Having determined that CERCLA supersedes Rule 17(b) and preempts state capacity statutes, the Court must now determine what effect, if any, the distinction made in Sharon Steel between "dead" and "dead and buried" corporations has. In that case although the corporate defendant had dissolved, it had not yet distributed all of its assets. Accordingly, there was a corporate res which made a judgment collectible and gave some tangible existence to the corporation. In the present case, Hitco asserts that the assets of Parsons have been fully distributed to its former shareholders.[2] Plaintiff contests this assertion.[3]

The Court's determination of the scope of CERCLA liability must not turn on the collectibility of judgments. It is enough that CERCLA imposes liability on any "person" who owned or operated a facility at which hazardous substances were disposed and that corporations are included in the definition of "person." As the court in Gilman stated:

 
Any dissolved corporation that is a potential CERCLA defendant may have benefited from the cheap disposal of hazardous wastes. If the resources of these dissolved corporations are available, those resources should be available for cleanup and the party who benefited from the cheap disposal should be held responsible.

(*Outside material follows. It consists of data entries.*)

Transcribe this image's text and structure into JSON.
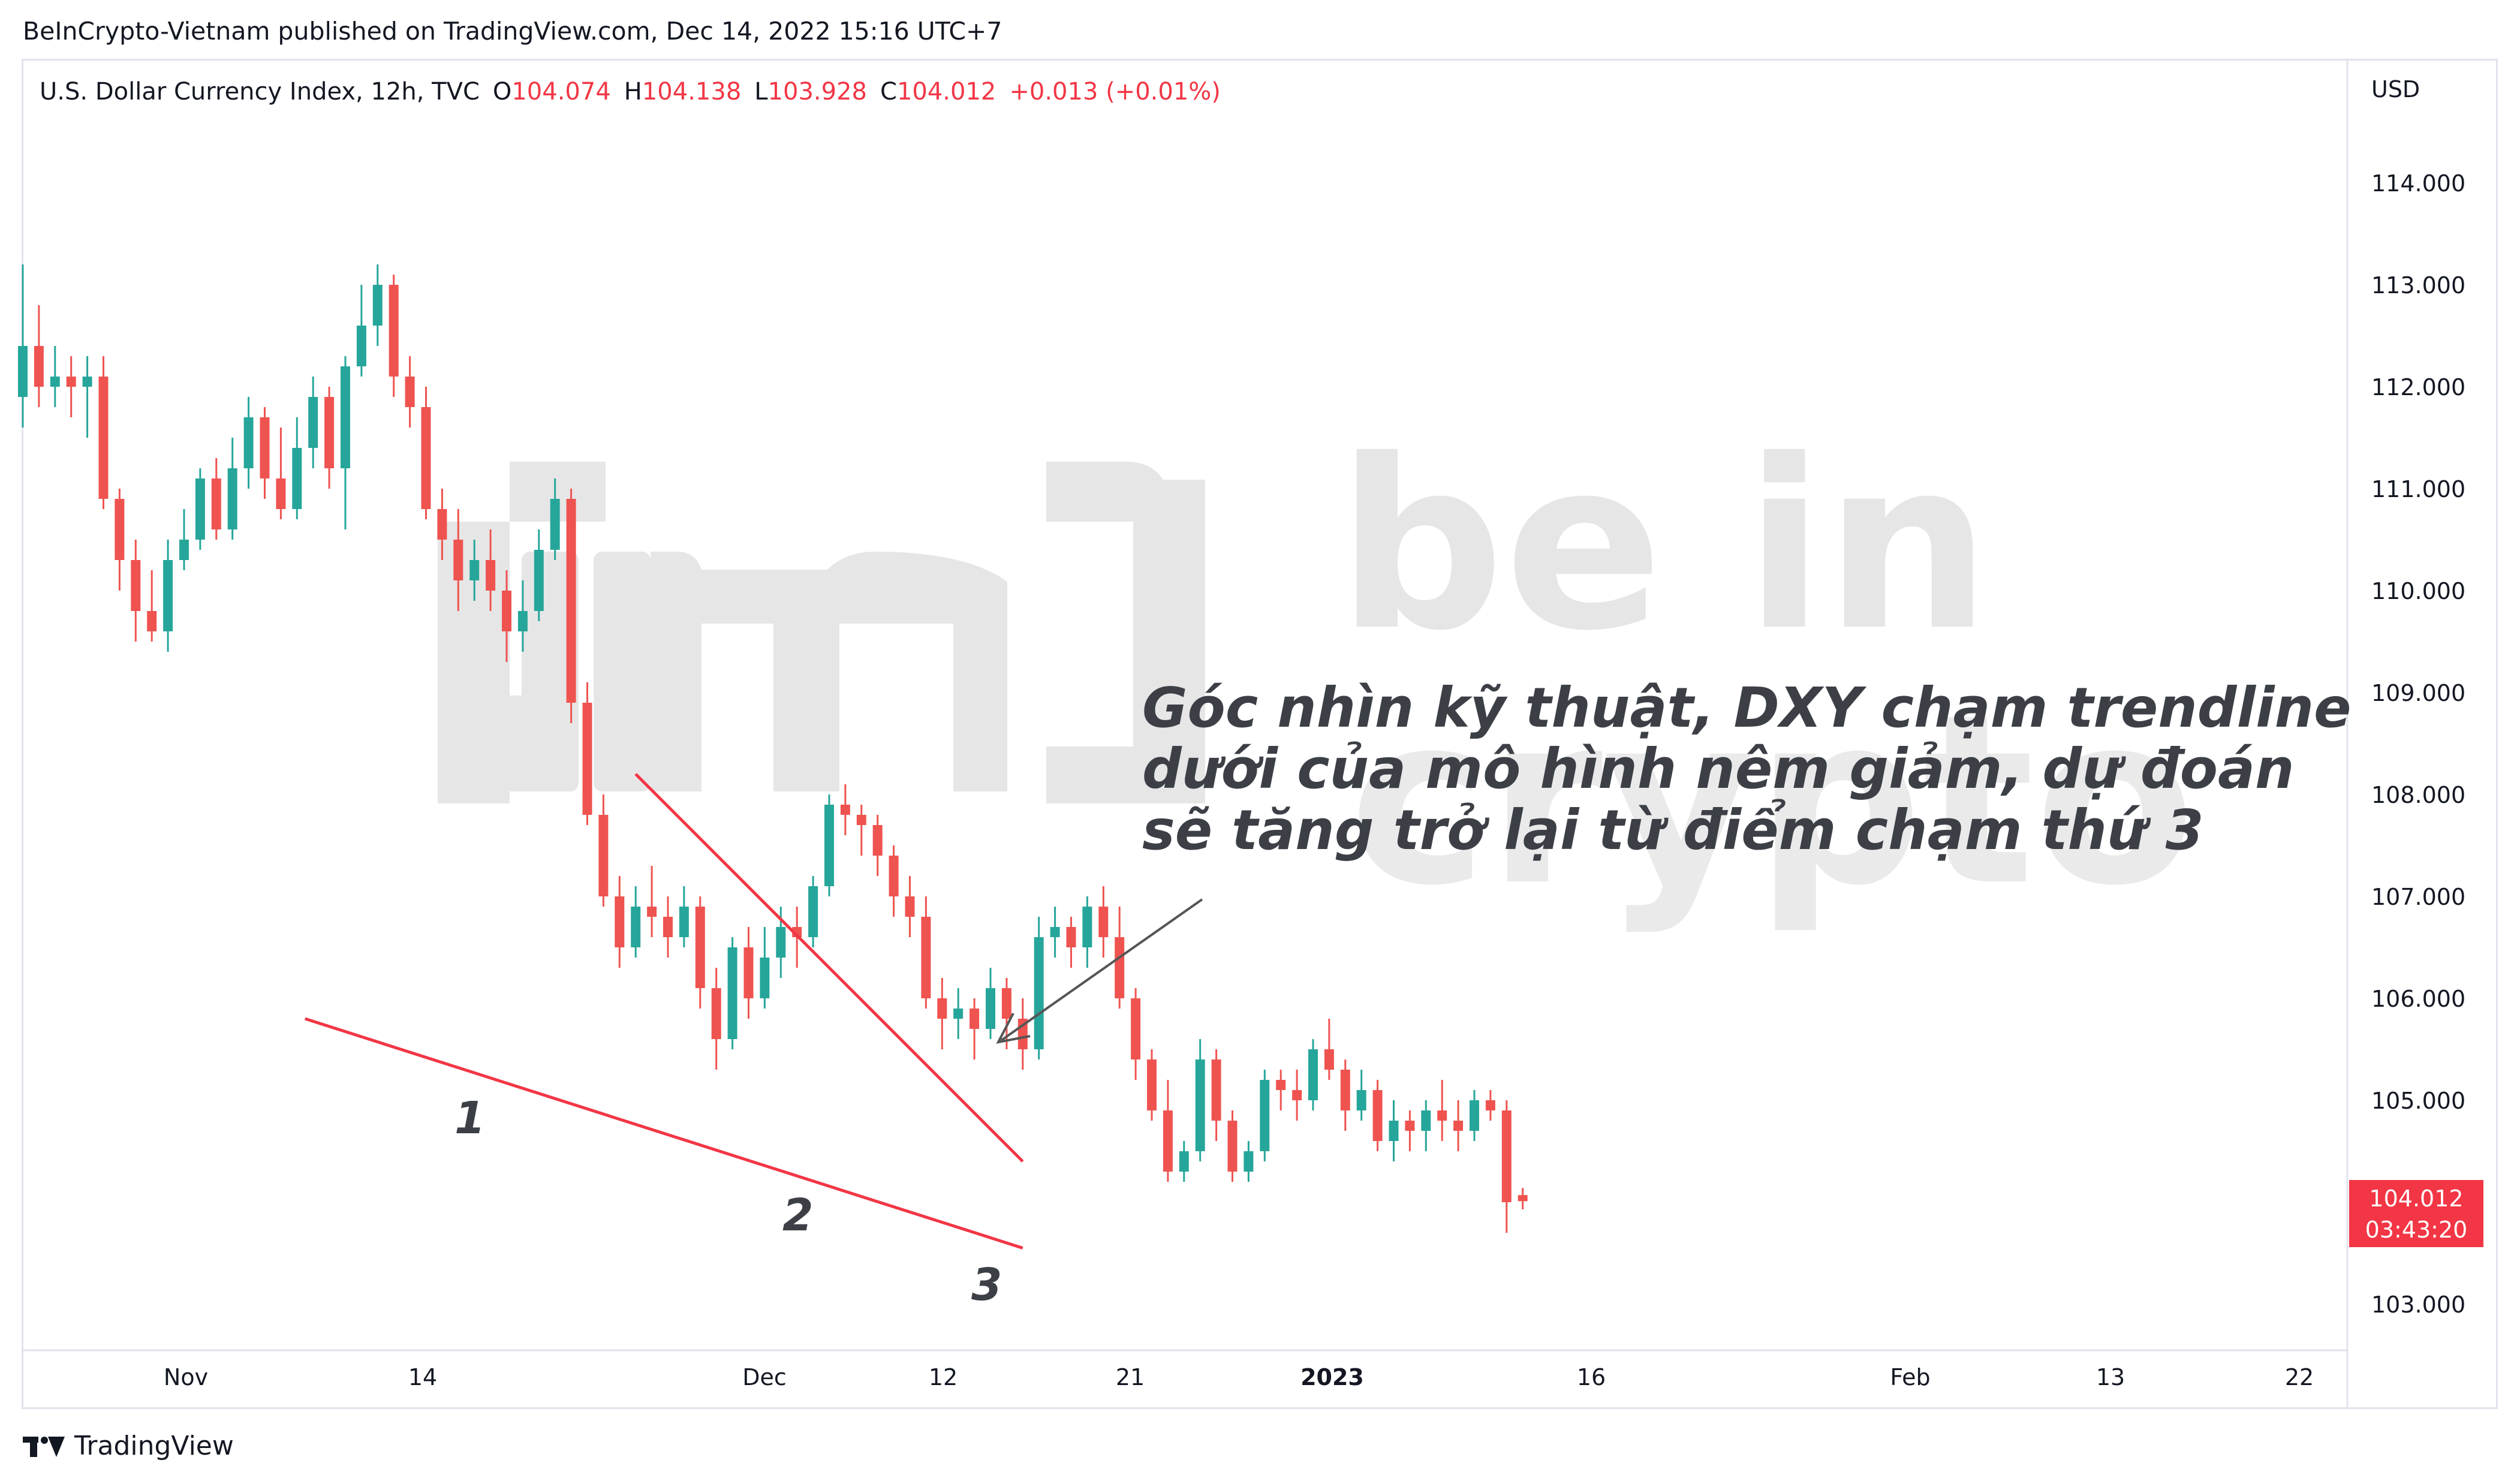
{
  "header": {
    "publisher": "BeInCrypto-Vietnam published on TradingView.com, Dec 14, 2022 15:16 UTC+7"
  },
  "symbol": {
    "title": "U.S. Dollar Currency Index, 12h, TVC",
    "o_label": "O",
    "o_value": "104.074",
    "h_label": "H",
    "h_value": "104.138",
    "l_label": "L",
    "l_value": "103.928",
    "c_label": "C",
    "c_value": "104.012",
    "change": "+0.013 (+0.01%)"
  },
  "price_axis": {
    "currency": "USD"
  },
  "last_price": {
    "value": "104.012",
    "countdown": "03:43:20"
  },
  "annotation": {
    "lines": [
      "Góc nhìn kỹ thuật, DXY chạm trendline",
      "dưới của mô hình nêm giảm, dự đoán",
      "sẽ tăng trở lại từ điểm chạm thứ 3"
    ],
    "touch_labels": [
      "1",
      "2",
      "3"
    ]
  },
  "watermark": {
    "text1": "be in",
    "text2": "crypto"
  },
  "footer": {
    "brand": "TradingView"
  },
  "colors": {
    "up": "#26a69a",
    "down": "#ef5350",
    "trendline": "#f23645",
    "price_tag": "#f23645",
    "grid": "#e0e3eb"
  },
  "chart_data": {
    "type": "candlestick",
    "title": "U.S. Dollar Currency Index, 12h, TVC",
    "ylabel": "USD",
    "ylim": [
      102.6,
      115.0
    ],
    "y_ticks": [
      "103.000",
      "104.000",
      "105.000",
      "106.000",
      "107.000",
      "108.000",
      "109.000",
      "110.000",
      "111.000",
      "112.000",
      "113.000",
      "114.000"
    ],
    "x_ticks": [
      "Nov",
      "14",
      "Dec",
      "12",
      "21",
      "2023",
      "16",
      "Feb",
      "13",
      "22"
    ],
    "interval": "12h",
    "candles": [
      [
        111.9,
        112.4,
        113.2,
        111.6
      ],
      [
        112.4,
        112.0,
        112.8,
        111.8
      ],
      [
        112.0,
        112.1,
        112.4,
        111.8
      ],
      [
        112.1,
        112.0,
        112.3,
        111.7
      ],
      [
        112.0,
        112.1,
        112.3,
        111.5
      ],
      [
        112.1,
        110.9,
        112.3,
        110.8
      ],
      [
        110.9,
        110.3,
        111.0,
        110.0
      ],
      [
        110.3,
        109.8,
        110.5,
        109.5
      ],
      [
        109.8,
        109.6,
        110.2,
        109.5
      ],
      [
        109.6,
        110.3,
        110.5,
        109.4
      ],
      [
        110.3,
        110.5,
        110.8,
        110.2
      ],
      [
        110.5,
        111.1,
        111.2,
        110.4
      ],
      [
        111.1,
        110.6,
        111.3,
        110.5
      ],
      [
        110.6,
        111.2,
        111.5,
        110.5
      ],
      [
        111.2,
        111.7,
        111.9,
        111.0
      ],
      [
        111.7,
        111.1,
        111.8,
        110.9
      ],
      [
        111.1,
        110.8,
        111.6,
        110.7
      ],
      [
        110.8,
        111.4,
        111.7,
        110.7
      ],
      [
        111.4,
        111.9,
        112.1,
        111.2
      ],
      [
        111.9,
        111.2,
        112.0,
        111.0
      ],
      [
        111.2,
        112.2,
        112.3,
        110.6
      ],
      [
        112.2,
        112.6,
        113.0,
        112.1
      ],
      [
        112.6,
        113.0,
        113.2,
        112.4
      ],
      [
        113.0,
        112.1,
        113.1,
        111.9
      ],
      [
        112.1,
        111.8,
        112.3,
        111.6
      ],
      [
        111.8,
        110.8,
        112.0,
        110.7
      ],
      [
        110.8,
        110.5,
        111.0,
        110.3
      ],
      [
        110.5,
        110.1,
        110.8,
        109.8
      ],
      [
        110.1,
        110.3,
        110.5,
        109.9
      ],
      [
        110.3,
        110.0,
        110.6,
        109.8
      ],
      [
        110.0,
        109.6,
        110.2,
        109.3
      ],
      [
        109.6,
        109.8,
        110.1,
        109.4
      ],
      [
        109.8,
        110.4,
        110.6,
        109.7
      ],
      [
        110.4,
        110.9,
        111.1,
        110.3
      ],
      [
        110.9,
        108.9,
        111.0,
        108.7
      ],
      [
        108.9,
        107.8,
        109.1,
        107.7
      ],
      [
        107.8,
        107.0,
        108.0,
        106.9
      ],
      [
        107.0,
        106.5,
        107.2,
        106.3
      ],
      [
        106.5,
        106.9,
        107.1,
        106.4
      ],
      [
        106.9,
        106.8,
        107.3,
        106.6
      ],
      [
        106.8,
        106.6,
        107.0,
        106.4
      ],
      [
        106.6,
        106.9,
        107.1,
        106.5
      ],
      [
        106.9,
        106.1,
        107.0,
        105.9
      ],
      [
        106.1,
        105.6,
        106.3,
        105.3
      ],
      [
        105.6,
        106.5,
        106.6,
        105.5
      ],
      [
        106.5,
        106.0,
        106.7,
        105.8
      ],
      [
        106.0,
        106.4,
        106.7,
        105.9
      ],
      [
        106.4,
        106.7,
        106.9,
        106.2
      ],
      [
        106.7,
        106.6,
        106.9,
        106.3
      ],
      [
        106.6,
        107.1,
        107.2,
        106.5
      ],
      [
        107.1,
        107.9,
        108.0,
        107.0
      ],
      [
        107.9,
        107.8,
        108.1,
        107.6
      ],
      [
        107.8,
        107.7,
        107.9,
        107.4
      ],
      [
        107.7,
        107.4,
        107.8,
        107.2
      ],
      [
        107.4,
        107.0,
        107.5,
        106.8
      ],
      [
        107.0,
        106.8,
        107.2,
        106.6
      ],
      [
        106.8,
        106.0,
        107.0,
        105.9
      ],
      [
        106.0,
        105.8,
        106.2,
        105.5
      ],
      [
        105.8,
        105.9,
        106.1,
        105.6
      ],
      [
        105.9,
        105.7,
        106.0,
        105.4
      ],
      [
        105.7,
        106.1,
        106.3,
        105.6
      ],
      [
        106.1,
        105.8,
        106.2,
        105.5
      ],
      [
        105.8,
        105.5,
        106.0,
        105.3
      ],
      [
        105.5,
        106.6,
        106.8,
        105.4
      ],
      [
        106.6,
        106.7,
        106.9,
        106.4
      ],
      [
        106.7,
        106.5,
        106.8,
        106.3
      ],
      [
        106.5,
        106.9,
        107.0,
        106.3
      ],
      [
        106.9,
        106.6,
        107.1,
        106.4
      ],
      [
        106.6,
        106.0,
        106.9,
        105.9
      ],
      [
        106.0,
        105.4,
        106.1,
        105.2
      ],
      [
        105.4,
        104.9,
        105.5,
        104.8
      ],
      [
        104.9,
        104.3,
        105.2,
        104.2
      ],
      [
        104.3,
        104.5,
        104.6,
        104.2
      ],
      [
        104.5,
        105.4,
        105.6,
        104.4
      ],
      [
        105.4,
        104.8,
        105.5,
        104.6
      ],
      [
        104.8,
        104.3,
        104.9,
        104.2
      ],
      [
        104.3,
        104.5,
        104.6,
        104.2
      ],
      [
        104.5,
        105.2,
        105.3,
        104.4
      ],
      [
        105.2,
        105.1,
        105.3,
        104.9
      ],
      [
        105.1,
        105.0,
        105.3,
        104.8
      ],
      [
        105.0,
        105.5,
        105.6,
        104.9
      ],
      [
        105.5,
        105.3,
        105.8,
        105.2
      ],
      [
        105.3,
        104.9,
        105.4,
        104.7
      ],
      [
        104.9,
        105.1,
        105.3,
        104.8
      ],
      [
        105.1,
        104.6,
        105.2,
        104.5
      ],
      [
        104.6,
        104.8,
        105.0,
        104.4
      ],
      [
        104.8,
        104.7,
        104.9,
        104.5
      ],
      [
        104.7,
        104.9,
        105.0,
        104.5
      ],
      [
        104.9,
        104.8,
        105.2,
        104.6
      ],
      [
        104.8,
        104.7,
        105.0,
        104.5
      ],
      [
        104.7,
        105.0,
        105.1,
        104.6
      ],
      [
        105.0,
        104.9,
        105.1,
        104.8
      ],
      [
        104.9,
        104.0,
        105.0,
        103.7
      ],
      [
        104.07,
        104.01,
        104.14,
        103.93
      ]
    ],
    "trendlines": [
      {
        "name": "lower",
        "from": [
          17.5,
          105.8
        ],
        "to": [
          62,
          103.55
        ]
      },
      {
        "name": "upper",
        "from": [
          38,
          108.2
        ],
        "to": [
          62,
          104.4
        ]
      }
    ],
    "touch_points": [
      {
        "label": "1",
        "bar": 26
      },
      {
        "label": "2",
        "bar": 46
      },
      {
        "label": "3",
        "bar": 57
      }
    ]
  }
}
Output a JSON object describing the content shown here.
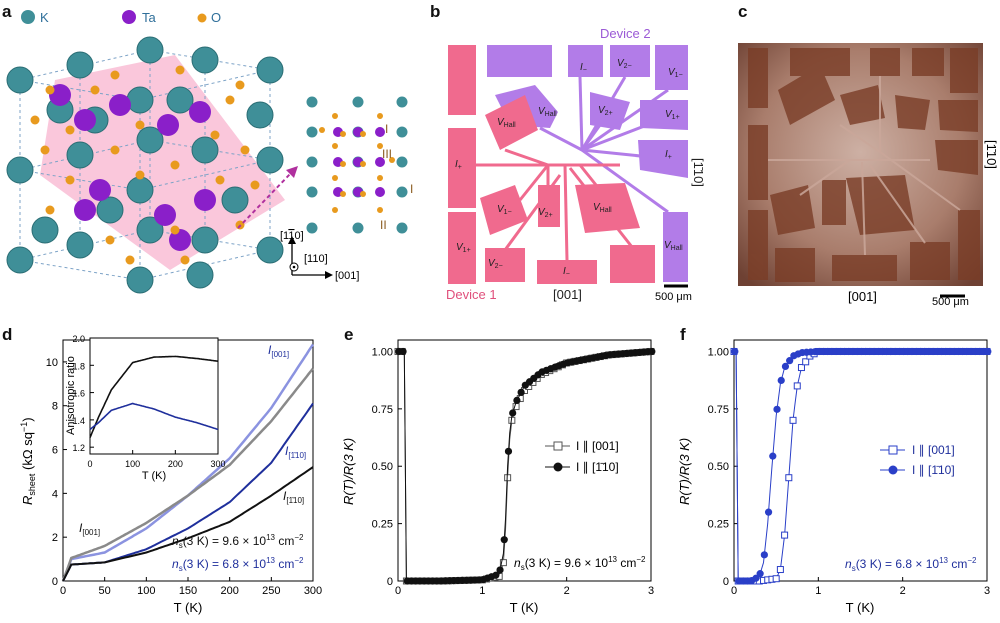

Gilman, 751 F. Supp. at 1453.

Still, the question whether Parsons still holds assets and whether it is a "person" under CERCLA are intertwined. Although an existing corporation is clearly a "person" under CERCLA, a non-existent corporation cannot be included within that definition. In such a case there is no entity to sue or to defend against a lawsuit, and any judgment entered by the court would be unenforceable, much less uncollectible. To use the Gilman court's analogy, although Hitco may have shown that Parson's is "dead", in order to fulfill CERCLA's remedial goals, plaintiff is entitled to determine whether the corporation has been "buried." If it is established through discovery that Parsons holds no assets *1302 whatsoever, then it no longer exists. In that situation it is not a "person" under CERCLA and no lawsuit can be maintained against it.[4]

 
IV.

For the reasons stated above, defendant Hitco, Inc.'s motion to dismiss the complaint against defendant Parsons Corporation is denied.

NOTES

[1] The Distler court, on the other hand, correctly concluded that CERCLA is designed to preempt state capacity laws where those laws interfere with the broad brush of CERCLA liability. However, having taken that position in order to satisfy the remedial purpose of CERCLA, the Court undercut the scope of its holding by ruling that CERCLA does not impose liability on dissolved corporations. Contrast this with Levin Metals where the court determined that although the broad remedial scope of CERCLA may impose liability on a dissolved corporation, the state capacity law precluded the maintenance of a lawsuit. Levin Metals, 817 F.2d at 1451.

[2] The Court notes that if Hitco, Inc., is determined to be the successor of Parsons, its liability under CERCLA for the acts of Parsons is established. See Anspec Co. Inc. v. Johnson Controls, Inc., et al., 922 F.2d 1240, 1246 (6th Cir. 1991). Although this issue is not presented in this case, if Hitco, Inc., is liable as the successor corporation, Anspec implies that the court may dismiss the suit against Parsons without undertaking an analysis of CERCLA's application to dissolved corporations. Id. at 1247-48.

[3] The Court notes that if Parsons in fact has assets yet to be distributed it has not been fully dissolved under Michigan law. See M.C.L.A. § 450.1851(2). Allowing this suit to proceed will give plaintiff an opportunity to conduct discovery on what assets, if any, Parsons still holds.

[4] Plaintiff has entered a notice of default and moved for default judgment against Parsons. The Court will not enter judgment against Parsons unless its liability is established through this lawsuit. Although Parsons has not appeared in this matter, and presumably will not appear, the Court believes that its interests in denying and disproving liability is adequately protected by Hitco, Inc.